Thursday, June 29, 2006
Fidler-Case Comment-Thumbs Up
Fidler arises out of a conflict well known to employers, insurance companies and disabled people. Someone claims disability benefits on the basis of fibromyalgia and chronic fatigue syndrome - very real conditions which are easy to fake. The insurance company suspects malingering and terminates benefits. The claimant brings legal action. The insurance company concedes entitlement at the courthouse steps.
Since the insurance company conceded that Ms. Fidler was genuinely disabled, there was no doubt she was entitled to the unpaid benefits with interest. But could she also get damages reflecting the anxiety her battle with the insurer created? Should the insurer pay punitive damages as well?
The trial judge found the company didn't act in the kind of bad faith necessary for punitives, but it did interfere with the "peace of mind" at the heart of insurance, and it insurance companies know they have to pay for that. The Court of Appeal interfered with the trial court's finding of good faith, but the SCC properly slapped them down for that. I agree with this part of the decision. Chief Justice Finch of the BC Court of Appeal commented that the company must have acted in bad faith in denying the benefits, since it agreed to settlement before trial -- "the civil equivalent of a guilty plea". But since we want civil guilty pleas, just like we want criminal ones, we shouldn't punish defendants for them. The incentives implicit in a rule like "Punitive damages if you settle, but not if you go to trial" are scary to cotemplate.
The part of the decision which will be of broader interest is the SCC's willingness to give damages for the emotional consequences of the denial of benefits.
Historically, common law courts recognized both that negative emotions are foreseeable consequences of breaches of contract, and that compensation for this distress is not normally part of a commercial bargain. So they ruled that "emotional distress" can't normally be a head of damages for breach of contract. However, if "peace of mind" is what the breaching party was selling, then such damages are available.
This made oodles of sense. Including emotional damages in an ordinary contract action is in nobody's ex ante interests. The financial risk of contract breach would depend on the emotionality of the other side, which makes it unpredictable and creates an incentive to exaggerate these emotions. On the other hand, there is undoubtedly a narrow category of contracts for which protection against these emotions is precisely what is sought, and paid for, and courts should therefore enforce damages for emotional distress in these cases.

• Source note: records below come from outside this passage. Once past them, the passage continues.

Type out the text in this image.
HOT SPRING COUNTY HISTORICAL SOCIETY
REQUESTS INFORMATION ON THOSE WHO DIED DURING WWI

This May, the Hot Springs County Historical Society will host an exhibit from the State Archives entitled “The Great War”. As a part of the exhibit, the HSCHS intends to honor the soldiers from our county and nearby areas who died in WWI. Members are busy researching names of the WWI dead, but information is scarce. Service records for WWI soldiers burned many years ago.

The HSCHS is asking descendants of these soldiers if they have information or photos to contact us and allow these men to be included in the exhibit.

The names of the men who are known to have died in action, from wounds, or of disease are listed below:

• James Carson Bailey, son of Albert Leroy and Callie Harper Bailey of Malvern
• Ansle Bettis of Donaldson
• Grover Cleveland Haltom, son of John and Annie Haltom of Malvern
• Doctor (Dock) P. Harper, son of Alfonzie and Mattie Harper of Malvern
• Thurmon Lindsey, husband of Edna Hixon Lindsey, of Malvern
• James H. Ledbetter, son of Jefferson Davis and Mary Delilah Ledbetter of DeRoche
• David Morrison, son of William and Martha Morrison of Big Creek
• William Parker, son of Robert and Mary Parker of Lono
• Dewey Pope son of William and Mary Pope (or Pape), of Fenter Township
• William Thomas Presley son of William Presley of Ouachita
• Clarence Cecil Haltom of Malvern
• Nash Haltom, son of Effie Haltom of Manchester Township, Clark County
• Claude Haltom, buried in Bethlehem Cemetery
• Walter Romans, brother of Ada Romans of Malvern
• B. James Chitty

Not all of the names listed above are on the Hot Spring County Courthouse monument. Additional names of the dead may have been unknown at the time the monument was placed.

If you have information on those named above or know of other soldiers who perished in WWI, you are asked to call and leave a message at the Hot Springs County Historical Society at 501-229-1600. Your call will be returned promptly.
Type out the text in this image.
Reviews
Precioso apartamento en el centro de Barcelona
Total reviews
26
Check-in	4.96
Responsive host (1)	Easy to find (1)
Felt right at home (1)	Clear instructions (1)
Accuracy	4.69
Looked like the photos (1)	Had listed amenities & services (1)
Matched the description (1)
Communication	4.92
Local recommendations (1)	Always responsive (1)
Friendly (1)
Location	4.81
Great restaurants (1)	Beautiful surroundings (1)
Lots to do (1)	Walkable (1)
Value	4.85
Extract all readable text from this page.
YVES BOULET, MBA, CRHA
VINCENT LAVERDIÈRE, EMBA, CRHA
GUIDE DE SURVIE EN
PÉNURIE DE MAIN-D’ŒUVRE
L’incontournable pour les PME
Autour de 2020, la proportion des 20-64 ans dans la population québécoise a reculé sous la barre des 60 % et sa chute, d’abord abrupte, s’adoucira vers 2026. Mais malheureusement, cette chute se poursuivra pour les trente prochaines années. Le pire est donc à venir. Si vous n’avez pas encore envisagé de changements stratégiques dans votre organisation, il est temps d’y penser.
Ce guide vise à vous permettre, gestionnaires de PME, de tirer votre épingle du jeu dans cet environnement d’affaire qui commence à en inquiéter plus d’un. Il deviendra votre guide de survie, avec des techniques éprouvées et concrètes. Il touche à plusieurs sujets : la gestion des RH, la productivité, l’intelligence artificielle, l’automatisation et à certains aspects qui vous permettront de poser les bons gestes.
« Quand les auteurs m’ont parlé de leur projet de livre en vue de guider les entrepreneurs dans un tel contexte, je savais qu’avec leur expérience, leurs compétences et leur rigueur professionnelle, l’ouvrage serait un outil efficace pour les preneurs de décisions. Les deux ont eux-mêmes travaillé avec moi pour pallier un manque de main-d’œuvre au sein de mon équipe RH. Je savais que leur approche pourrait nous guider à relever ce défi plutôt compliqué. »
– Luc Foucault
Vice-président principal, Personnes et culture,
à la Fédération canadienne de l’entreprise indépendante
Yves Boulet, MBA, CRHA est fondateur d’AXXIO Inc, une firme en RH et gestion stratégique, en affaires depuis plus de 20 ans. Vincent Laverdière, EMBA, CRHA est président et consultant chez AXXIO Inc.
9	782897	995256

The Court's discussion of this doctrine is open to two interpretations. On one view, they are simply rationalizing the doctrine and noting that it is consistent with fundamental principles of contract law. The real inquiry, they say, is whether one of the contracting parties took on the risk of emotional damage to the other in the event of its own breach. If this is just a more precise way of putting what we already knew, then the Pithlord thinks it is all good.
The downside would be if the Court's decision is taken to mean that all the existing case law on which contracts are for "peace of mind" is thrown out. This would mean a lot of commercial and legal uncertainty for no benefit. The Pithlord thinks that what the Court has said in Fidler is consistent with the old cases, but it would have been more reassuring if the Court had said that too.
Still, all in all, a good job. The Court cleaned the law up a bit, but with a sensible overall result.